How precision-loving economists make "rigor distortis" errors
Here's the psychology that explains why many economists prefer to be narrowly right yet broadly wrong (they suffer from professional "rigor distortis").
1. Isn’t it odd that real economies often defy economists? Has post-financial-crisis criticism made us savvier consumers of economic ideas? Let’s consider the precise professional habits that generate “cry wolf”, “what wolf?", and “rigor distortis” errors in many economists.
2. A rigor-loving psychology, paradoxically, predisposes many economists to prefer being narrowly right yet broadly wrong. Their precision-seeking methods rigorously misrepresent reality (“rigor distortis”).
3. Cry-wolf “economists have had another terrible year,” writes right-wing journalist Jeremy Warner. A “substantial majority of economists” predicted “market mayhem” after Trump’s election. The IMF expected a “profound shock to global confidence” after the Brexit vote. Neither happened.
5. How are such smart experts seduced into “rigor distortis”? Their approved methods (“methodological monism”) permit only precise, rigorous logic which excludes factors lacking data (+ equation filtering). And they’re predisposed to resist unavoidably imprecise reality-reinjecting adjustments (McNamara Fallacy).
6. “All-else-equal” thinking also worsens these rigorous-but-wrong habits. In reality, many factors shift simultaneously. And incentives often cut both ways—do higher taxes mean people work less, or more, to maintain prior spending?
8. For instance, pervasive incentive flaws arise because both sides of voluntary transactions “gain” from cost exclusions (”externalities”). However repulsive rigor-lovers find unavoidably imprecise externality adjustments, reality has precisely zero unaffected markets (all offerings consume energy… pollution externalities always > 0).
9. Indeed, there are no “unfailed” markets in reality (see Brad Delong’s unrealistic caveats).

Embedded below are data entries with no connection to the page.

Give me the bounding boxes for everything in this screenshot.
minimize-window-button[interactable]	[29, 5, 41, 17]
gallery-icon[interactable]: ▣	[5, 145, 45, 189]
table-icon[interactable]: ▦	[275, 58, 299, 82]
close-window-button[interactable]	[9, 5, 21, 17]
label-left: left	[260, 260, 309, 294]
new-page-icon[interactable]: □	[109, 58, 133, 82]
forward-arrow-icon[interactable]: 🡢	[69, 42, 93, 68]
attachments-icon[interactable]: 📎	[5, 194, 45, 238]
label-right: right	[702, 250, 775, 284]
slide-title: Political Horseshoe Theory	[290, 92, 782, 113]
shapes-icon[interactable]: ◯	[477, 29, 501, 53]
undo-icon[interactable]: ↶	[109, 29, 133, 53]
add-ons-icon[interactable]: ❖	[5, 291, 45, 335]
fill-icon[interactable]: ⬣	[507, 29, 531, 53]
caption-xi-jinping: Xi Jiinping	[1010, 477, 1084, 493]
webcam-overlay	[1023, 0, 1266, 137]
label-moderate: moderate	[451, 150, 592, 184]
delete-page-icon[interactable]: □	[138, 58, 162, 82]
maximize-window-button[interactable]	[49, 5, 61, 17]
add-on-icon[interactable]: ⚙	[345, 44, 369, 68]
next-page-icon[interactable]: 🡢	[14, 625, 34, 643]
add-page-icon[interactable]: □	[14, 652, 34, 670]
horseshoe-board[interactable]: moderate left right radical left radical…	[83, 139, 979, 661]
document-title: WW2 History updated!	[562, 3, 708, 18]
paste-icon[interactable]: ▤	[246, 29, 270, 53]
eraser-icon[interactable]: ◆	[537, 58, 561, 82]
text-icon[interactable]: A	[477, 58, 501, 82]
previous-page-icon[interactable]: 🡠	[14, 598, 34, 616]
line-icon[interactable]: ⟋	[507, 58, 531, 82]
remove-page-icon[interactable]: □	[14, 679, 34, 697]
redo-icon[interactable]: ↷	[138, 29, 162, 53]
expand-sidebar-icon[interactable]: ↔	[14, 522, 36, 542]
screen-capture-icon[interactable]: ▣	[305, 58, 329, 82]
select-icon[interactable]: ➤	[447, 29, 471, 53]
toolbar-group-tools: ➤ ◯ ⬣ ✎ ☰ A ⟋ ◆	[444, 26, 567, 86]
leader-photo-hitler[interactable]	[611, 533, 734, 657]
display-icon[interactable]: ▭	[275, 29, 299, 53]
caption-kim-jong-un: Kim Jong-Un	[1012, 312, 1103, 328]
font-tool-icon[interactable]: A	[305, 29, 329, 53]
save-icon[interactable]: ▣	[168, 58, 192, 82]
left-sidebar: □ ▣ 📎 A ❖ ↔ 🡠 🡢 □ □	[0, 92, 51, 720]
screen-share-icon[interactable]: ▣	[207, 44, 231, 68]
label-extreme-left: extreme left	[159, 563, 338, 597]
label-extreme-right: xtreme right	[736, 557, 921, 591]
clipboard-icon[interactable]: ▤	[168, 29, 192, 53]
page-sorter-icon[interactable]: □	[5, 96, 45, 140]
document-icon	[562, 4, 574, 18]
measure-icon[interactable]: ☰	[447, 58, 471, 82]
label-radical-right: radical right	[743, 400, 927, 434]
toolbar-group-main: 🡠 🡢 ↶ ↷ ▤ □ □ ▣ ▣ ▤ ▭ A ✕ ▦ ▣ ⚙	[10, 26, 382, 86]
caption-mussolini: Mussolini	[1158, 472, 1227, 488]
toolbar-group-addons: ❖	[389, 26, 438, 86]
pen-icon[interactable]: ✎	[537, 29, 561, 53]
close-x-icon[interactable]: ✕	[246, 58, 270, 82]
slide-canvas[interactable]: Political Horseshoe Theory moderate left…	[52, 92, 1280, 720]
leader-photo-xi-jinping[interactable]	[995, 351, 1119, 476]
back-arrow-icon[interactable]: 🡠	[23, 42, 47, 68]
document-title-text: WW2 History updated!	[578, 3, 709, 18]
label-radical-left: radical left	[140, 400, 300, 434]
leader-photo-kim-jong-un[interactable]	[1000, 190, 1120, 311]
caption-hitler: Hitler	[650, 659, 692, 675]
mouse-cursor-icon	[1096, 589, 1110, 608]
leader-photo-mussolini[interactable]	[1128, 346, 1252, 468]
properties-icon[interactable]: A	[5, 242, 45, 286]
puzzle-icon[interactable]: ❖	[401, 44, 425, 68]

10. The vast academic literature on externalities is used like “holy water” (Garrett Hardin), sprinkled then ignored. Shouldn’t noneconomists judge economic ideas as enacted (however selectively)?
11. A dysfunctional ethics-outsourced-to-markets game gives executives excuses to cherry-pick economic ideas. While “what-wolf?” economists ignore how routinely greed-guided businesses subvert market doctrines (e.g., economists mostly just assume away “pricing power”).
12. Reality-denying methods led Andrew Gelman to compare economics to Freudianism. Both are explain-all, know-the-answer-in-advance frameworks convincing to rich clients.
13. Another Freud-like habit of economists is to project their love of incentive optimization onto others. Many real humans find such calculated decisions stressful, and avoid them. Why organize life around a rare sort of rationality (rare even among economists)?
15. Always ask how economists adjust for known exclusions. And why given models presume causal stability. Unless they offer practical answers and adjustments for unmodeled effects, you can ignore them, just like real economies do.
16. Rationalist economics is almost self-refuting. Is it rational to continue paying experts whose models assume rationality, yet often fail to match reality?
17. Descriptive economics is useful (see Noah Smith’s minimum-wage research summary), but prescriptive, often reality-denying, market faith is far from irrational.